Hirohito commence l’aventure en Chine…Il est en mission pour l’empire et doit s’assurer de la récupération de tous objets de valeurs lors des conquêtes et pillages japonais en Chine. Confronté aux combats et aux exactions japonaises, il assiste à l’assassinat de toute une classe d’enfants chinois, cachés dans une cave et gazés par une unité de soldats japonais dirigée par son jeune frère, visiblement doté d’étranges pouvoirs psychiques. Il se réveille en sueur à bord d’un cargo qui le dépose lui et ses chiens de course à Macao, sa destination temporaire, pour participer à une course prétexte à son départ du Japon. Il ne tarde pas à découvrir la présence de Junichi, son rival de toujours sur les champs de course, et sympathise avec Joseph alors qu’ils fouillent d’un commun accord sa cabine. Son adversaire semble réglo mais semble prêt à tout pour tenter enfin de remporter une victoire.
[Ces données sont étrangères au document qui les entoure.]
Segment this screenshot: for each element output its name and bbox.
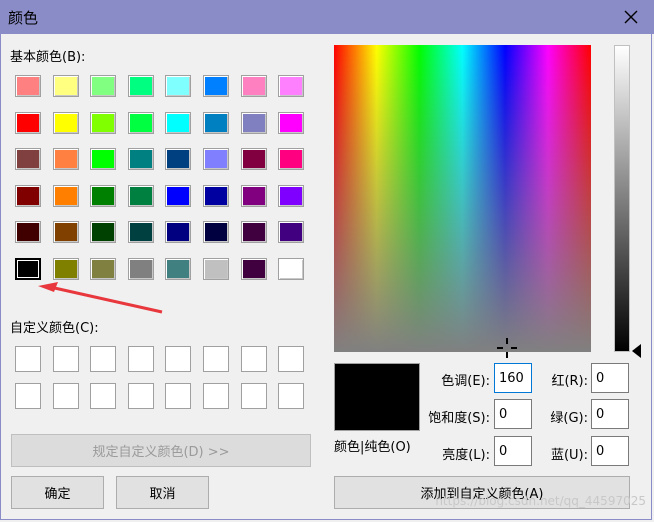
basic-color-swatch[interactable]: [278, 111, 305, 134]
basic-color-swatch[interactable]: [127, 111, 154, 134]
basic-color-swatch[interactable]: [127, 148, 154, 171]
color-preview: [334, 363, 420, 431]
basic-color-swatch[interactable]: [52, 75, 79, 97]
custom-color-swatch[interactable]: [15, 383, 41, 409]
basic-color-swatch[interactable]: [90, 148, 117, 171]
define-custom-colors-button[interactable]: 规定自定义颜色(D) >>: [11, 434, 311, 467]
watermark: https://blog.csdn.net/qq_44597025: [435, 494, 646, 508]
luminance-label: 亮度(L):: [442, 448, 490, 463]
basic-color-swatch[interactable]: [90, 184, 117, 207]
custom-color-swatch[interactable]: [15, 346, 41, 372]
basic-color-swatch[interactable]: [240, 111, 267, 134]
red-label: 红(R):: [551, 374, 588, 389]
basic-color-swatch[interactable]: [278, 221, 305, 244]
custom-colors-label: 自定义颜色(C):: [10, 321, 99, 336]
basic-color-swatch[interactable]: [240, 184, 267, 207]
color-spectrum[interactable]: [334, 45, 591, 352]
basic-color-swatch[interactable]: [15, 148, 41, 171]
basic-color-swatch[interactable]: [52, 258, 79, 280]
ok-button[interactable]: 确定: [11, 476, 104, 509]
custom-color-swatch[interactable]: [278, 346, 305, 372]
basic-color-swatch[interactable]: [278, 148, 305, 171]
basic-color-swatch[interactable]: [165, 148, 192, 171]
custom-color-swatch[interactable]: [127, 346, 154, 372]
blue-input[interactable]: 0: [591, 436, 629, 466]
custom-color-swatch[interactable]: [278, 383, 305, 409]
basic-color-swatch[interactable]: [203, 221, 229, 244]
custom-color-swatch[interactable]: [165, 383, 192, 409]
title-bar: 颜色: [0, 0, 654, 34]
basic-color-swatch[interactable]: [52, 184, 79, 207]
custom-color-swatch[interactable]: [203, 383, 229, 409]
basic-color-swatch[interactable]: [127, 221, 154, 244]
custom-color-swatch[interactable]: [165, 346, 192, 372]
basic-color-swatch[interactable]: [165, 111, 192, 134]
basic-colors-label: 基本颜色(B):: [10, 50, 86, 65]
basic-color-swatch[interactable]: [90, 75, 117, 97]
basic-color-swatch[interactable]: [203, 258, 229, 280]
luminance-input[interactable]: 0: [494, 436, 532, 466]
basic-color-swatch[interactable]: [52, 111, 79, 134]
luminance-slider[interactable]: [614, 45, 630, 352]
basic-color-swatch[interactable]: [127, 184, 154, 207]
color-solid-label: 颜色|纯色(O): [334, 440, 411, 455]
basic-color-swatch[interactable]: [127, 258, 154, 280]
basic-color-swatch[interactable]: [165, 258, 192, 280]
luminance-pointer-icon[interactable]: [632, 344, 641, 358]
basic-color-swatch[interactable]: [15, 258, 41, 280]
custom-color-swatch[interactable]: [203, 346, 229, 372]
basic-color-swatch[interactable]: [240, 75, 267, 97]
basic-color-swatch[interactable]: [90, 258, 117, 280]
green-input[interactable]: 0: [591, 399, 629, 429]
custom-color-swatch[interactable]: [240, 383, 267, 409]
green-label: 绿(G):: [550, 411, 588, 426]
basic-color-swatch[interactable]: [15, 221, 41, 244]
basic-color-swatch[interactable]: [278, 258, 305, 280]
basic-color-swatch[interactable]: [203, 148, 229, 171]
basic-color-swatch[interactable]: [278, 75, 305, 97]
custom-color-swatch[interactable]: [127, 383, 154, 409]
basic-color-swatch[interactable]: [52, 221, 79, 244]
basic-color-swatch[interactable]: [127, 75, 154, 97]
basic-color-swatch[interactable]: [240, 148, 267, 171]
basic-color-swatch[interactable]: [203, 75, 229, 97]
basic-color-swatch[interactable]: [278, 184, 305, 207]
basic-color-swatch[interactable]: [52, 148, 79, 171]
basic-color-swatch[interactable]: [90, 111, 117, 134]
basic-color-swatch[interactable]: [15, 111, 41, 134]
red-input[interactable]: 0: [591, 363, 629, 393]
hue-label: 色调(E):: [441, 374, 490, 389]
basic-color-swatch[interactable]: [240, 221, 267, 244]
custom-color-swatch[interactable]: [240, 346, 267, 372]
basic-color-swatch[interactable]: [165, 75, 192, 97]
custom-color-swatch[interactable]: [90, 383, 117, 409]
window-title: 颜色: [8, 9, 39, 27]
hue-input[interactable]: 160: [494, 363, 532, 393]
close-button[interactable]: [608, 0, 654, 34]
close-icon: [624, 10, 638, 24]
basic-color-swatch[interactable]: [165, 221, 192, 244]
cancel-button[interactable]: 取消: [116, 476, 209, 509]
basic-color-swatch[interactable]: [165, 184, 192, 207]
custom-color-swatch[interactable]: [52, 346, 79, 372]
basic-color-swatch[interactable]: [240, 258, 267, 280]
basic-color-swatch[interactable]: [203, 184, 229, 207]
saturation-label: 饱和度(S):: [428, 411, 490, 426]
custom-color-swatch[interactable]: [90, 346, 117, 372]
basic-color-swatch[interactable]: [90, 221, 117, 244]
blue-label: 蓝(U):: [550, 448, 588, 463]
basic-color-swatch[interactable]: [15, 75, 41, 97]
saturation-input[interactable]: 0: [494, 399, 532, 429]
custom-color-swatch[interactable]: [52, 383, 79, 409]
basic-color-swatch[interactable]: [203, 111, 229, 134]
basic-color-swatch[interactable]: [15, 184, 41, 207]
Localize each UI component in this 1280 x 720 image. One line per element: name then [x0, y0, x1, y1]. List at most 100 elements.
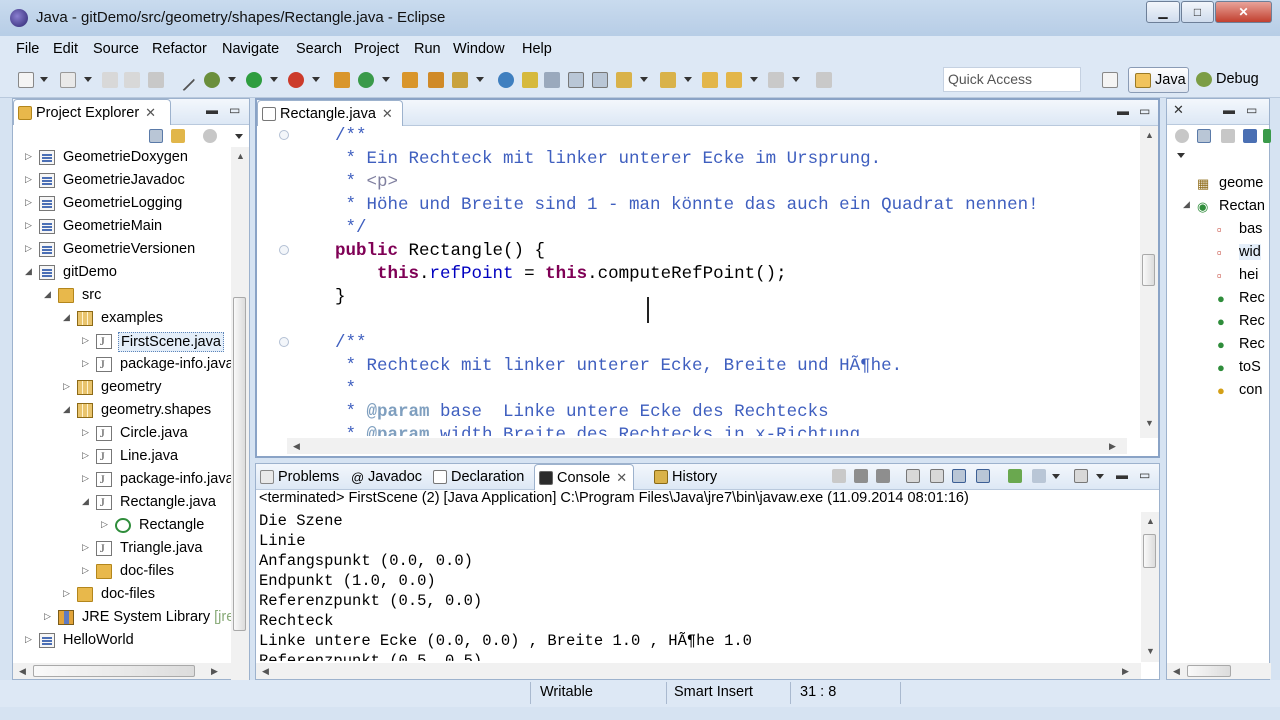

Les 3 personnages découvrent un Macao grouillant d’étrangers dans un contexte international particulièrement tendu. D’abord à l’hôtel Bela Vista puis à la réception de l’Ambassadeur. Plus d’une trentaine de personnages constituent la galerie de la soirée avec une délégation de l’allemagne nazie conséquente. La réception de l’Ambassadeur sert à annoncer les réjouissances de la semaine : la course de chiens et la vente aux enchères. Celle-ci est organisée conjointement par le gouverneur et la mission jésuite locale, mandatée pour l’occasion du fait du sujet occulte de celle-ci. En effet, près d’une vingtaine d’objets sont entrés en possession du gouvernement suite au décès dans un incendie d’un collectionneur ne laissant aucun héritier. Collection bien encombrante s’il en est… Les pères jésuites en profitent d’ailleurs pour vendre un autre objet fort encombrant en leur possession : une tête momifiée ! Le produit de cette vente sera utilisée à des fins charitables à Macao : dispensaire, éducation des populations défavorisées. L’occultisme est un sujet à la mode dans les années 30 et ce ne devrait pas être difficile de vendre tous ces objets. D’ailleurs, de nombreux collectionneurs se sont déplacés de partout, dont une importante délégation nazie qui manifeste un intérêt prononcé pour de nombreuses pièces !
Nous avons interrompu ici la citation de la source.